Rheinische Post – Düsseldorf Stadt
Gute Büttenredner werden gesucht
Menschen wie Jürgen Hilger und Hildegard Dahmen gehören zu einer aussterbenden Spezies im Karneval: den Büttenrednern.
KARNEVAL
Menschen wie Jürgen Hilger und Hildegard Dahmen gehören zu einer aussterbenden Spezies im Karneval: den Büttenrednern. Während die Künstler früher fester Bestandteil einer jeden Karnevalssitzung waren, werden ihre Auftritte heute immer seltener. Was steckt hinter dieser Entwicklung?

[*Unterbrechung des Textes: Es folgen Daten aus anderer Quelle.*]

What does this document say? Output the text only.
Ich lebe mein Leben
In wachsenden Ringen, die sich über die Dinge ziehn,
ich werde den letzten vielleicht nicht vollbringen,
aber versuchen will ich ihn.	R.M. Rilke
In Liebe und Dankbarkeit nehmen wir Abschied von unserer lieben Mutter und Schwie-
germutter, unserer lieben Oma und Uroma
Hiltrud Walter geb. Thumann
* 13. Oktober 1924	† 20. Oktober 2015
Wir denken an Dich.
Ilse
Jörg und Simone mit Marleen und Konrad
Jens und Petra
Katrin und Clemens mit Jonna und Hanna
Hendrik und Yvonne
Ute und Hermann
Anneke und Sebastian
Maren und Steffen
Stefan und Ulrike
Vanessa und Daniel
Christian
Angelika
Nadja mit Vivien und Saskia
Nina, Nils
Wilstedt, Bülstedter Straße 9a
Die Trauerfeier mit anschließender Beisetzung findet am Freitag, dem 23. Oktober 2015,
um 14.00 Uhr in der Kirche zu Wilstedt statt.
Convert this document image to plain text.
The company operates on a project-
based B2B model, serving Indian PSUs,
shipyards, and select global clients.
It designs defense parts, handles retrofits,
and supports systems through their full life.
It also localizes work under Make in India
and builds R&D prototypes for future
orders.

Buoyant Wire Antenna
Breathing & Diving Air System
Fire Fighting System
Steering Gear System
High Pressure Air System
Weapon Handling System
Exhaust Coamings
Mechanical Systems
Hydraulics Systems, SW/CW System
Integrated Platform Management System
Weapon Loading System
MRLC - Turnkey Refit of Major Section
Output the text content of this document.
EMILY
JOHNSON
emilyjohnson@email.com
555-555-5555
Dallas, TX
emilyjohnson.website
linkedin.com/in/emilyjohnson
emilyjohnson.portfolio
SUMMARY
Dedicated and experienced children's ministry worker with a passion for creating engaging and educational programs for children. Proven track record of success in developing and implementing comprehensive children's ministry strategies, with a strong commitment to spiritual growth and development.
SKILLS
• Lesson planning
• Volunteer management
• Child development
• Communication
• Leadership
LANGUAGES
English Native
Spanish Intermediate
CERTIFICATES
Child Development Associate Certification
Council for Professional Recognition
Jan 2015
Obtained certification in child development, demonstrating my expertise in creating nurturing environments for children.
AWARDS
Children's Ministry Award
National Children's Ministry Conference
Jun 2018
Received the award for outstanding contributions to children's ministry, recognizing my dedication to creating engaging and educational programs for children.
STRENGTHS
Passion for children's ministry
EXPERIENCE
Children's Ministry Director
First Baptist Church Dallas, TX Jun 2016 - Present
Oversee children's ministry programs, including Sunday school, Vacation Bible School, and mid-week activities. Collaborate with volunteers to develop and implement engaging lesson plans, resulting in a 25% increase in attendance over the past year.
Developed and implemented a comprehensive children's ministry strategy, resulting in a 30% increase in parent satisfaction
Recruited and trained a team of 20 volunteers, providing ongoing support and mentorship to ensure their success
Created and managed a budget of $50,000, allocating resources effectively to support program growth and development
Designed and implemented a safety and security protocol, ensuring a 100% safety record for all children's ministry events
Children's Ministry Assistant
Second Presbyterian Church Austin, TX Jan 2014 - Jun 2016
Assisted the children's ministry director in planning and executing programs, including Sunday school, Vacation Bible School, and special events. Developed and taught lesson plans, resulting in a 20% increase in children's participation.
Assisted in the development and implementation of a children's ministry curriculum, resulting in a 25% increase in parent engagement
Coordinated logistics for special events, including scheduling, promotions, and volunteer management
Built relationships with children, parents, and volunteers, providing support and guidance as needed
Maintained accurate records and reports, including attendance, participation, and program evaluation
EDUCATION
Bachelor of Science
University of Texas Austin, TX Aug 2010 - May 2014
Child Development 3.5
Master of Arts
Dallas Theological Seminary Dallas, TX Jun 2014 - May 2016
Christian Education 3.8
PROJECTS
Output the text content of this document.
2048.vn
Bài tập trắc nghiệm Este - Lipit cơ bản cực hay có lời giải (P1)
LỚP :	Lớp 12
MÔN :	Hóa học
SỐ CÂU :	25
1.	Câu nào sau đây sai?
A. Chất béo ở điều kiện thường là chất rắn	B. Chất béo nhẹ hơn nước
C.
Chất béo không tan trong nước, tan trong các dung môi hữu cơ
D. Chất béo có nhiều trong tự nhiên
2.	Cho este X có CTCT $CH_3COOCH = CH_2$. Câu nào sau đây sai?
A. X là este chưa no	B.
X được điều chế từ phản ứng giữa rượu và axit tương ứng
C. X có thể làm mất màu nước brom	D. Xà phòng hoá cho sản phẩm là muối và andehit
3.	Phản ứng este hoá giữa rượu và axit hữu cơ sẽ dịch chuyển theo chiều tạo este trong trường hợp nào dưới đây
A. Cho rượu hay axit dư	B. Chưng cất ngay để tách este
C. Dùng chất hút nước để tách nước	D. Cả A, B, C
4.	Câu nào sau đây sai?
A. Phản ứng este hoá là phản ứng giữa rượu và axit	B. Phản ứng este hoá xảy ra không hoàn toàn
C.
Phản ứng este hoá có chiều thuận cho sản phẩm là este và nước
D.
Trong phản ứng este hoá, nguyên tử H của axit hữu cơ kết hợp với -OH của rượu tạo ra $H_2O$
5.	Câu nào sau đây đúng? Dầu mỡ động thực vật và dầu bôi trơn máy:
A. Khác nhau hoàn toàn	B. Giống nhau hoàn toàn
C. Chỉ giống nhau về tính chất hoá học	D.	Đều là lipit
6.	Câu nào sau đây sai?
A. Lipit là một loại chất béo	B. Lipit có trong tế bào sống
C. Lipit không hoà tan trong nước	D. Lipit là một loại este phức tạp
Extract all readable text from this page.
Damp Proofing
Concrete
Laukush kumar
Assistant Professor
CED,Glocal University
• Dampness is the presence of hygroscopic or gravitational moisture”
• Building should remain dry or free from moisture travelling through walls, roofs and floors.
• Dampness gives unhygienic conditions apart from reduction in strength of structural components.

Aus Sicht von Jürgen Hilger, der fast seit 50 Jahren regelmäßig auf der Bühne steht, liegt es vor allem an einer Veränderung des Karnevals. Während früher die Büttenreden im Vordergrund gewesen wären, sei es heute vor allem Musik. „Das Publikum hat sich verändert, Karneval ist ein lebendiges Fest, das muss man akzeptieren.“Mit einer anderen Sache wolle er sich dagegen nicht abfinden: „Das Publikum ist unsagbar respektlos geworden.“Oft würden die Zuschauer ungeachtet der Büttenredner weiterreden und -feiern. Das deckt sich auch mit den Erfahrungen von Hildegard Dahmen, die inzwischen Vorsitzende der Mostertpöttches, der Gilde der Karnevalskünstler, ist. Der Geschmack des Publikums habe sich mehr zum Partymachen verändert, weshalb viele Zuschauer den Künstlern nicht mehr zuhören würden. „Für die Person auf der Bühne ist das sehr frustrierend“, sagt sie. Thomas Puppe, Präsident der Karnevalsfreunde der katholischen Jugend (Kakaju), sieht in diesem Punkt auch die Vereine in der Pflicht, das Publikum zu disziplinieren. „Wenn es im Saal zu laut wird, gehe ich dazwischen.“
Aber auch die Menge an Büttenrednern ist rückläufig. „Es wird immer schwerer, gute Leute zu finden“, sagt Hildegard Dahmen.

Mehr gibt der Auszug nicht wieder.